Teknologi cetak 3D bawah air siap revolusi konstruksi maritim

Peneliti dari Cornell University sedang mengembangkan sistem robotik seberat 2,7 ton yang mampu mencetak struktur beton 3D langsung di dasar laut.
Sumber: New Atlas

Peneliti dari Cornell University sedang mengembangkan sistem robotik seberat 2,7 ton yang mampu mencetak struktur beton 3D langsung di dasar laut. Inovasi ini merupakan terobosan besar untuk menjawab tantangan dari lembaga riset pertahanan Amerika Serikat, DARPA.

Kenapa ini penting: Pembangunan infrastruktur maritim seperti terowongan, pipa minyak, hingga kabel bawah laut selama ini sangat mahal dan berisiko tinggi. Kondisi laut yang ekstrem membuat pekerjaan konstruksi penuh bahaya bagi manusia. Teknologi cetak 3D bawah air menawarkan solusi otomatis yang bisa memangkas biaya logistik sekaligus mengurangi risiko kerja, sebagaimana dilansir dari New Atlas.

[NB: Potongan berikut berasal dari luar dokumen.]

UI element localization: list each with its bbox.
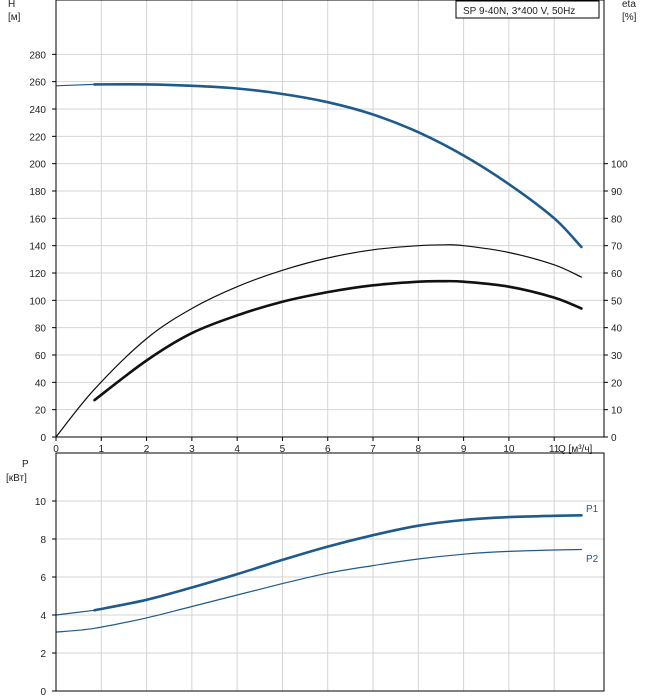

Inovasi utama: Tantangan terbesar dalam mencetak beton di bawah air adalah material yang mudah buyar sebelum sempat mengeras. Tim Cornell berhasil mengatasi masalah ini dengan metode pencetakan dua tahap:

  • Injeksi pintar: Bahan kimia pengeras disuntikkan tepat di ujung nozzle printer.
  • Waktu yang tepat: Beton tetap cair saat dipompa, tetapi langsung mengeras begitu keluar di dasar laut sehingga tidak larut oleh air.
  • Sensor real-time: Sensor pada lengan robot memantau kualitas cetakan di air keruh dan otomatis menyesuaikan parameter agar hasil tetap presisi.

Angka penting

  • USD 1,4 juta: Dana hibah yang diberikan untuk mendukung riset ini.
  • 2,7 ton: Berat sistem robot industri yang digunakan untuk mencetak beton di bawah air.

DARPA menetapkan syarat ambisius: sistem ini harus bisa memanfaatkan sedimen dasar laut sebagai bahan campuran beton. Tujuannya adalah mengurangi ketergantungan pada pengiriman material berat dari darat ke lokasi konstruksi di tengah laut. Jika berhasil, teknologi ini akan membuat pembangunan infrastruktur maritim jauh lebih efisien dan berkelanjutan.

Langkah berikutnya: Tim Cornell kini sedang melakukan persiapan akhir untuk kompetisi 3DCP DARPA yang akan digelar bulan depan. Dalam ajang tersebut, mereka akan bersaing dengan tim lain untuk mencetak lengkungan beton di bawah air. Pemenang kompetisi akan diumumkan pada Maret 2026.

Pax insight

Teknologi cetak 3D bawah air ini berpotensi merevolusi cara manusia membangun infrastruktur maritim. Dengan sistem robotik canggih, beton yang langsung mengeras di dasar laut, serta kemampuan memanfaatkan sedimen lokal, solusi ini bisa menjadi jawaban atas tantangan biaya dan keselamatan dalam konstruksi bawah laut.